# AVATAR posting from Picasa web site



## RDB (Jun 6, 2008)

Where do I find instructions.

I see the Edit Avatar under User CP and have picked one from the preselected group. That worked fine. But how do I get to choose from a web site.
Two days ago, I was able to see a place for browsing and picked the URL and inserted it. The picture was inserted so I clicked Save Changes but it never went anywhere that I can see.

Now I can't find that place that allows for browsing.

Robert


----------



## TUGBrian (Jun 6, 2008)

id always thought it was a member only thing...but apparently not (tis a doug question)

but to answer yours...when you click "user cp" at the top left hand corner just below the large tugbbs logo it takes you to your user control panel.
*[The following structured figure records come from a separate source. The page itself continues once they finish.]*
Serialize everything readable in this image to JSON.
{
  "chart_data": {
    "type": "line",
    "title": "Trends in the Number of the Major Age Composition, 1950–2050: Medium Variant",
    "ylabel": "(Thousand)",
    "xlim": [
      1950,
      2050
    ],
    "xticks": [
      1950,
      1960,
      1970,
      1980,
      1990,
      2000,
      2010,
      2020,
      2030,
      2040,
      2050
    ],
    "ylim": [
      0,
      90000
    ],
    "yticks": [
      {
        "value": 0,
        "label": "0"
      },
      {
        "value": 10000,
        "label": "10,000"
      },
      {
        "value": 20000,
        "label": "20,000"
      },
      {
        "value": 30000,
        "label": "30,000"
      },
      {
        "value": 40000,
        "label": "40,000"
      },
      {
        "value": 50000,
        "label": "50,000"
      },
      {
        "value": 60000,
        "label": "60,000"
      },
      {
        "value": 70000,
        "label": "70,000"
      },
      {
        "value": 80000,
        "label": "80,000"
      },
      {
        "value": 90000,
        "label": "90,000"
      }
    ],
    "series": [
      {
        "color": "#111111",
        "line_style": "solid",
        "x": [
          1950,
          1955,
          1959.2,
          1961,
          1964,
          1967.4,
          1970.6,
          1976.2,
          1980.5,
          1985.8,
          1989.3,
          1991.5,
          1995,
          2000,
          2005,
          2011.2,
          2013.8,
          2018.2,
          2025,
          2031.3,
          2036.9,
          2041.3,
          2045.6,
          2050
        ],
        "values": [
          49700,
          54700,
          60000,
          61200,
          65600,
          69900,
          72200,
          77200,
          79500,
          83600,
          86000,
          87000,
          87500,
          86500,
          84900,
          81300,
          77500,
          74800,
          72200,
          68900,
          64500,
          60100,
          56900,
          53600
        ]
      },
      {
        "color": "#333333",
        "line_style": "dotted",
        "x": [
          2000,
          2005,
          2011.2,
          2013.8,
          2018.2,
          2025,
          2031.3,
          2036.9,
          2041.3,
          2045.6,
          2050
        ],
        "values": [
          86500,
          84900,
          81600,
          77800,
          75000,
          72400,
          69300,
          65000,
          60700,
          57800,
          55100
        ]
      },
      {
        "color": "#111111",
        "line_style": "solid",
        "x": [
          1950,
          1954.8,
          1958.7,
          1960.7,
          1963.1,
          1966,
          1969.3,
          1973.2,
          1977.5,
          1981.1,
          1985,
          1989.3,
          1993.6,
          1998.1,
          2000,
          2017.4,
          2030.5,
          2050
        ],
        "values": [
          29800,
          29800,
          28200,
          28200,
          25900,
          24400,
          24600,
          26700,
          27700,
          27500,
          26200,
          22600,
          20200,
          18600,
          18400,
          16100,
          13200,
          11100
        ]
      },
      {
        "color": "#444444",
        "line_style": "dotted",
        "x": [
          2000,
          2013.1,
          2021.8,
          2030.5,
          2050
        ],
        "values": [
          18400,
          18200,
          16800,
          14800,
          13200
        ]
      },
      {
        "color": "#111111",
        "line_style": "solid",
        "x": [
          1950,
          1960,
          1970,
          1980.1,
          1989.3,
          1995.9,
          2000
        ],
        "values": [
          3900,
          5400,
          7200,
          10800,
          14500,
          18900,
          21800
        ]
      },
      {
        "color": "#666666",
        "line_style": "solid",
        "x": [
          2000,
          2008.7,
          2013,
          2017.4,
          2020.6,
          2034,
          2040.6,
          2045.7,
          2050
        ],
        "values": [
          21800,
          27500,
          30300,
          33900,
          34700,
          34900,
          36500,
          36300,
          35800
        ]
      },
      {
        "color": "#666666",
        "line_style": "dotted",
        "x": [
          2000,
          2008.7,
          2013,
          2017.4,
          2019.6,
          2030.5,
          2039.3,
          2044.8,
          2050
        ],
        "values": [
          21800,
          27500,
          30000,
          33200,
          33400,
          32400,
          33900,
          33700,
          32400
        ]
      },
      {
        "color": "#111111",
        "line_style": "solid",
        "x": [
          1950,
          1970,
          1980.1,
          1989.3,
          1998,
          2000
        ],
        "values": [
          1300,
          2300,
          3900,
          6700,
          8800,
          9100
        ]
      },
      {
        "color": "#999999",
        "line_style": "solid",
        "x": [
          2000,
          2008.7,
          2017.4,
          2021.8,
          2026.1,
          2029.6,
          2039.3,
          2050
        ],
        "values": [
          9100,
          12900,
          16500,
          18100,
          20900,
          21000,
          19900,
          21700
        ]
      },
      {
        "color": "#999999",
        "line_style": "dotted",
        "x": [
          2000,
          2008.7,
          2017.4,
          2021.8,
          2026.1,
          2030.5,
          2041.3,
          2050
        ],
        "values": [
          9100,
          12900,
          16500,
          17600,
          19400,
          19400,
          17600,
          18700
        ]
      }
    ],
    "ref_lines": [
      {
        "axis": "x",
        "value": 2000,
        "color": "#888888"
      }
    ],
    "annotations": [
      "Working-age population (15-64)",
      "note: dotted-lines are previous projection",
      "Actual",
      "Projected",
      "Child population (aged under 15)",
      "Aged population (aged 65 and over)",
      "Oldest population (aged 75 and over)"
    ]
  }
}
on the left hand side is a link to "update avatar"

you will then get to choose from a selection of pre-installed avatars...or upload your own...or point to a picture on another website.

however with both the latter options you must be aware of the file size constraints.


----------



## RDB (Jun 6, 2008)

TUGBrian said:


> id always thought it was a member only thing...but apparently not (tis a doug question)
> 
> but to answer yours...when you click "user cp" at the top left hand corner just below the large tugbbs logo it takes you to your user control panel.
> 
> ...



Could be a members only thing as a couple of days ago the option to browse and install my own from a website seemed to go just fine, but never materialized. The photo I chose was there and I clicked Save Changes but got nowhere. Yesterday and today I no longer have the option, only pre-installed avatars.


----------



## Makai Guy (Jun 8, 2008)

Yes, the ability to upload custom avatars is one of the perks reserved for TUG Members.


----------